Koray Ariş’in heykelleri: Çocuk oyunlarından Lucifer’e uzanan yol
- Emre Zeytinoğlu
- 7 Tem
- 8 dakikada okunur
Koray Ariş'in Selen Ansen küratörlüğünde gerçekleşen kişisel sergisi İçinde Yaşadığımız Deri, 3 Ağustos 2025 tarihine kadar Arter'de devam ediyor. Sanatçının deriyle kurduğu tensel ve tarihsel ilişkiyi, oyun, ritüel ve şiddet kavramları ekseninde ele alıyoruz
Yazı: Emre Zeytinoğlu

Koray Ariş: İçinde Yaşadığımız Deri, Sergiden görünüm. Fotoğraf: flufoto (Barış Aras & Elif Çakırlar)
Koray Ariş, 1968 yılında, Devlet Güzel Sanatlar Akademisi Heykel Bölümünden mezun olduğunda, kendisi için şanslı bir dönemi de ardında bırakmıştı. Şanslıydı, çünkü onun dönemi, önceki koşullara göre farklı eğitim olanaklarını ve sanata farklı bakış açılarını içermekteydi. Aslında Akademi eğitimindeki bu değişim, Koray Ariş’in öğrenciliğe başlamasından çok daha gerilere dayanmaktaydı; 1936-1952 yılları arasında Rudolf Belling’in bölüm başkanlığına gelmesiyle, Avrupa’da yükselen yeni modernist akımlar Akademi’ye de giriş yapıyor ve Hadi Bara ile Zühtü Müridoğlu’nun bu anlamdaki yaklaşımları, heykel öğrencilerine de yansıyordu. İşte söz konusu dinamik ortam, Türkiye’deki modernizm sürecine bağlı heykel sanatçılarından İlhan Koman’ı, Ali Teoman Germaner’i, Nermin Sirel Farukî’yi, Kuzgun Acar’ı, Zerrin Bölükbaşı’nı ve Şadi Çalık’ı gündeme getirmiş, Koray Ariş’i de Şadi Çalık’ın öğrencisi yapmıştı.

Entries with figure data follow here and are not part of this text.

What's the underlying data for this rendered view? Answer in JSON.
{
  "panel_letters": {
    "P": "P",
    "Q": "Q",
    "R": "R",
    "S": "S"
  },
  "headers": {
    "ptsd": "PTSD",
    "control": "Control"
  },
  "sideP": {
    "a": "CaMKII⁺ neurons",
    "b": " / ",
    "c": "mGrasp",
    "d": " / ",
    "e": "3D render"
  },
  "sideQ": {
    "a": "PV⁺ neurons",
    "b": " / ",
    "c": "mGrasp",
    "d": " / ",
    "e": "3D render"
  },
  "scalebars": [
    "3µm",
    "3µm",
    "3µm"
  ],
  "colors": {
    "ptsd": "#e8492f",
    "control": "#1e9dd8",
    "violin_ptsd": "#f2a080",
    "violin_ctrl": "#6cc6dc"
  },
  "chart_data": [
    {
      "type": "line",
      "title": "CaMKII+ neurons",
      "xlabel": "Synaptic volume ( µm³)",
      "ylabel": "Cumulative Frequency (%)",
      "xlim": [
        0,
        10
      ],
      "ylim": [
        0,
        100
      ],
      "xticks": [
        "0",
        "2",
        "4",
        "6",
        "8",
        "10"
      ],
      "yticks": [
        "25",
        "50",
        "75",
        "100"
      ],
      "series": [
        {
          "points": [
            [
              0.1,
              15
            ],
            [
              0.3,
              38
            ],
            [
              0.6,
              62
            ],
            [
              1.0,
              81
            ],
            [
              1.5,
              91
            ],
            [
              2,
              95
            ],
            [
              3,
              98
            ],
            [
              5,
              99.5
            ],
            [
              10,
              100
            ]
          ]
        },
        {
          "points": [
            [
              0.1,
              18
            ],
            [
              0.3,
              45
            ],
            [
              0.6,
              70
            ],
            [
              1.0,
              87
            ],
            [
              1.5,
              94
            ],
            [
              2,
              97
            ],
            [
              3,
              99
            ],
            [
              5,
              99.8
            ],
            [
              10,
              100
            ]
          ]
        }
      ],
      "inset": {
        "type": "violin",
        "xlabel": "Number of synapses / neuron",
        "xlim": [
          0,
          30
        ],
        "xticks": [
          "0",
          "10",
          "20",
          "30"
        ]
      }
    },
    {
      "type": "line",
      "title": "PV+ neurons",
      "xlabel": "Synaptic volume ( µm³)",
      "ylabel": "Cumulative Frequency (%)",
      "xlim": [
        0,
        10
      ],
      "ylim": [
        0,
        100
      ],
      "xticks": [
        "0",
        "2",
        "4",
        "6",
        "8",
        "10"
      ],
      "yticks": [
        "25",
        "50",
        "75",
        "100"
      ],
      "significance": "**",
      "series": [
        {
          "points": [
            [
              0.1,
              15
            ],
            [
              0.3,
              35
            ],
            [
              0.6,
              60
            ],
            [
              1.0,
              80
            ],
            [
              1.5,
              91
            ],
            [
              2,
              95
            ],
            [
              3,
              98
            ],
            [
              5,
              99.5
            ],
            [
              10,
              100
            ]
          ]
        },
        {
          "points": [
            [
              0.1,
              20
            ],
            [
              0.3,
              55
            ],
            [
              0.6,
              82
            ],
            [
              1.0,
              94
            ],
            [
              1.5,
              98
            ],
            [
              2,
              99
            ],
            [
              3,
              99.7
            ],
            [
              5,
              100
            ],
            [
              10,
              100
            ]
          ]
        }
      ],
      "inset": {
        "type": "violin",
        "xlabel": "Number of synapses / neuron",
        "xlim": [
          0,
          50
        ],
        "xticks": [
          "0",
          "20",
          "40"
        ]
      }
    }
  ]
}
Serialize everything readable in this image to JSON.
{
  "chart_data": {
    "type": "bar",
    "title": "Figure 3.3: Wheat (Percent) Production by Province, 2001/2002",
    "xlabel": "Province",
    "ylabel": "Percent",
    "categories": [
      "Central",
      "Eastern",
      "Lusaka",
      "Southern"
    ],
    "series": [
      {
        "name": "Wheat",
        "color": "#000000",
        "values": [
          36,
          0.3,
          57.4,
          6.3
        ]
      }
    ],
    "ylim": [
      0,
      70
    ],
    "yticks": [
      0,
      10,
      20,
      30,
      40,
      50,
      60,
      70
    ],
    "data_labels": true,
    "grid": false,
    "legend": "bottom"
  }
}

Sanat eleştirmeni Necmi Sönmez İçinde Yaşadığımız Deri sergisi için Arter tarafından yayımlanmış kitapta, sanatçının eğitim dönemini anlatırken şunları yazmıştı: “Öğrencilerin araştırmalarını desteklediği için 1960’lı yıllarda Çalık’ın öğrencisi olmak önemli bir ayrıcalıktı. Genç Koray, Heykel Bölümünü bitirdikten sonra Akademi’nin yurtdışı sınavlarında başarılı olup İtalya’ya gitme hakkı kazandı. Yirmi dört yaşında İtalyanca bilmeden İtalya’da heykel eğitimi almaya giden yetenekli bir genç sanatçı adayını neler ve nasıl bir sanat ortamı bekliyordu? 1969’un ikinci yarısını Perugia’da dil öğrenerek geçiren Koray, 1970 yılbaşını Roma’da kutladığında Roma Akademisi Heykel Bölümünde öğrenciydi. Kendisinin tabiriyle, "figürasyonun uç noktalarına doğru" ilerliyordu.”[1]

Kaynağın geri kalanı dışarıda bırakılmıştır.